Tous sont équipés de matériels de protection nécessaires (gel hydroalcoolique, gants…) et ont suivi le modèle livré par le CHU de Montpellier afin de confectionner eux-mêmes leur masque en tissu.

Un assortiment profondément modifié

L’offre a aussi été profondément modifiée avec la crise. Ce magasin, qui travaille beaucoup avec des artisans locaux, a eu de nouvelles opportunités avec ses fournisseurs qui ne pouvaient plus livrer les restaurateurs et les cantines. Il a donc pu proposer plus de produits laitiers, et a quelque peu délaissé le non-alimentaire, qui arrive progressivement sur son site. A situation exceptionnelle, produit exceptionnels: ce chasseur de plastique commercialise sur son nouveau site la vente de bouteilles de lait dans cette matière… « On veut permettre à nos clients de pouvoir faire toutes leurs courses chez nous, donc nous faisons quelques entorses », admet Xavier Ranoux.

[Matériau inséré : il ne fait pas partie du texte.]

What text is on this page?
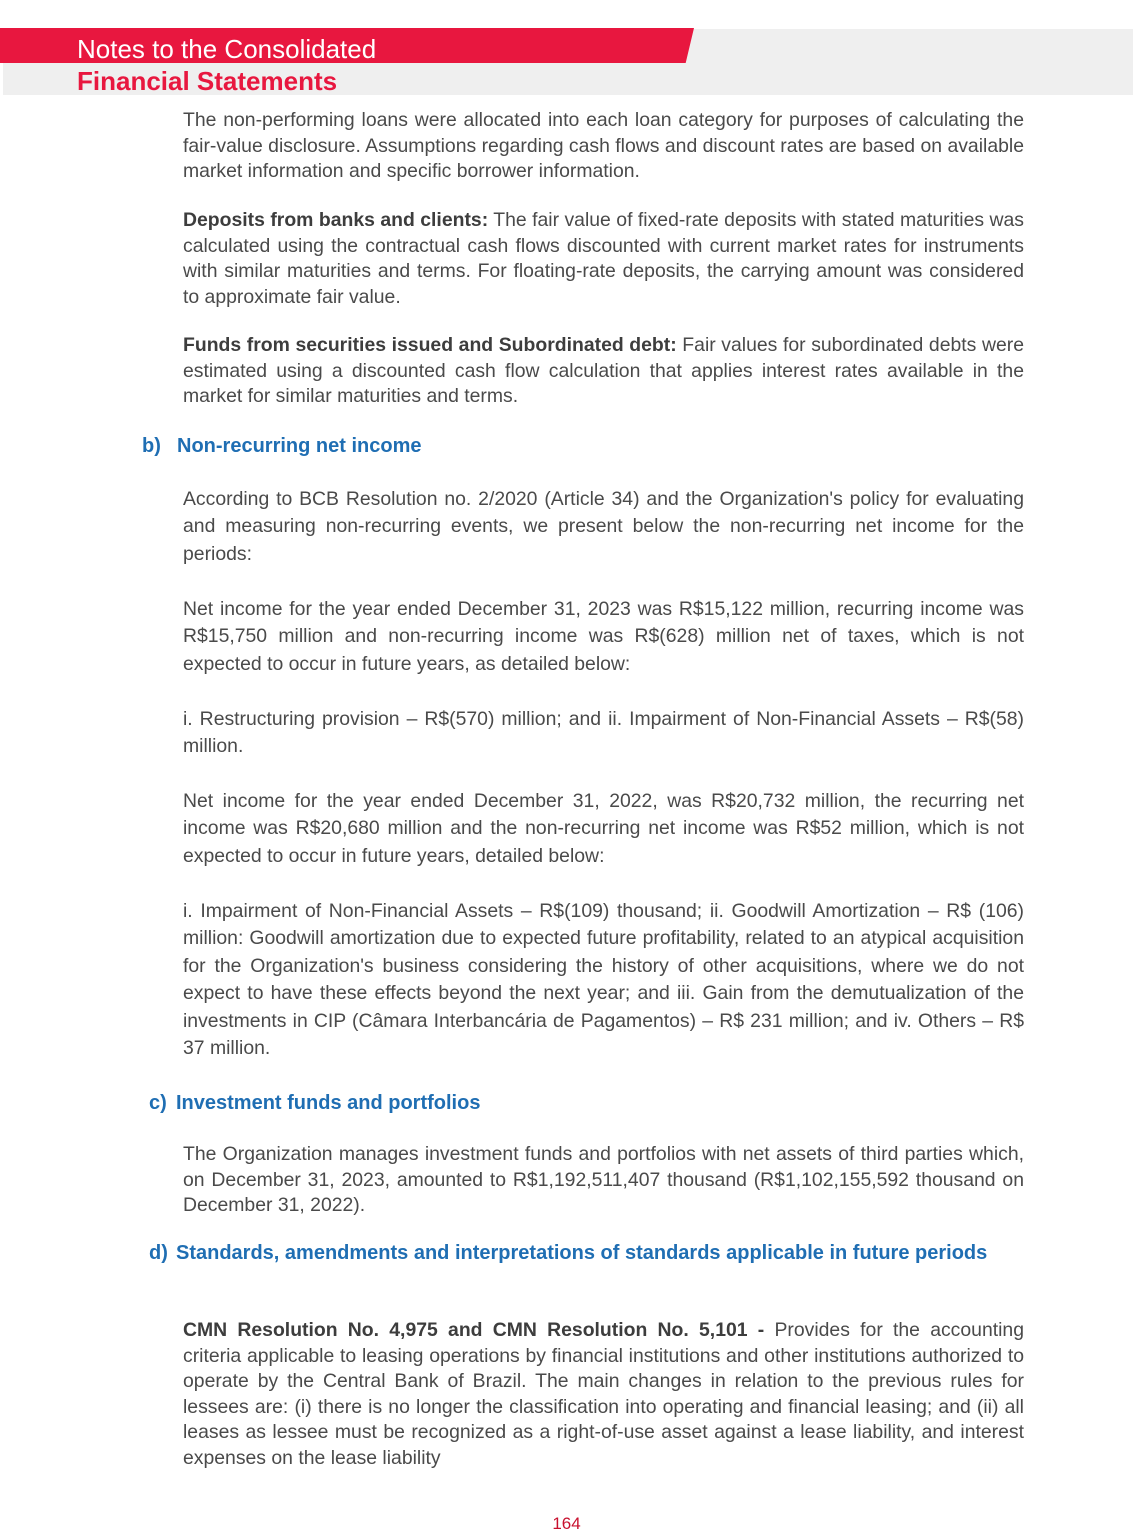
Notes to the Consolidated
Financial Statements

The non-performing loans were allocated into each loan category for purposes of calculating the fair-value disclosure. Assumptions regarding cash flows and discount rates are based on available market information and specific borrower information.

Deposits from banks and clients: The fair value of fixed-rate deposits with stated maturities was calculated using the contractual cash flows discounted with current market rates for instruments with similar maturities and terms. For floating-rate deposits, the carrying amount was considered to approximate fair value.

Funds from securities issued and Subordinated debt: Fair values for subordinated debts were estimated using a discounted cash flow calculation that applies interest rates available in the market for similar maturities and terms.

b) Non-recurring net income

According to BCB Resolution no. 2/2020 (Article 34) and the Organization's policy for evaluating and measuring non-recurring events, we present below the non-recurring net income for the periods:

Net income for the year ended December 31, 2023 was R$15,122 million, recurring income was R$15,750 million and non-recurring income was R$(628) million net of taxes, which is not expected to occur in future years, as detailed below:

i. Restructuring provision – R$(570) million; and ii. Impairment of Non-Financial Assets – R$(58) million.

Net income for the year ended December 31, 2022, was R$20,732 million, the recurring net income was R$20,680 million and the non-recurring net income was R$52 million, which is not expected to occur in future years, detailed below:

i. Impairment of Non-Financial Assets – R$(109) thousand; ii. Goodwill Amortization – R$ (106) million: Goodwill amortization due to expected future profitability, related to an atypical acquisition for the Organization's business considering the history of other acquisitions, where we do not expect to have these effects beyond the next year; and iii. Gain from the demutualization of the investments in CIP (Câmara Interbancária de Pagamentos) – R$ 231 million; and iv. Others – R$ 37 million.

c) Investment funds and portfolios

The Organization manages investment funds and portfolios with net assets of third parties which, on December 31, 2023, amounted to R$1,192,511,407 thousand (R$1,102,155,592 thousand on December 31, 2022).

d) Standards, amendments and interpretations of standards applicable in future periods

CMN Resolution No. 4,975 and CMN Resolution No. 5,101 - Provides for the accounting criteria applicable to leasing operations by financial institutions and other institutions authorized to operate by the Central Bank of Brazil. The main changes in relation to the previous rules for lessees are: (i) there is no longer the classification into operating and financial leasing; and (ii) all leases as lessee must be recognized as a right-of-use asset against a lease liability, and interest expenses on the lease liability

164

Enfin, pour simplifier la confection des cagettes de livraison, la vente en ligne propose uniquement des systèmes de paniers pour les fruits et légumes, avec différentes formules selon le nombre de personnes et un spécial dédié aux agrumes venus d’Italie. 

Baisse du chiffre d'affaires

De 13 heures à 17 heures, la clientèle est invitée à venir retirer ses provisions commandées en ligne la veille. « Avant, nous étions ouverts de 11 heures à 14 heures puis de 16 heures à 20 heures. A présent, les horaires d’ouverture sont moins importants car nous fermons en plus le dimanche », précise le cogérant. Coté clients, les habitués se sont montrés dans l’ensemble satisfaits, même si des personnes plus âgées ont été réticentes à passer aux commandes en ligne, confesse le co-fondateur.

Le tout pour un résultat satisfaisant ? Le magasin compte une cinquantaine de commandes par jour contre 150 clients en magasin habituellement, mais les paniers moyens s’avèrent aussi plus conséquents. « Au final, nous travaillons deux fois plus pour un chiffre d’affaires en baisse de 30 à 40 % », constate Xavier Renoux, qui maintiendra sans doute, après la crise, la possibilité du click-and-collect née de cette situation inédite.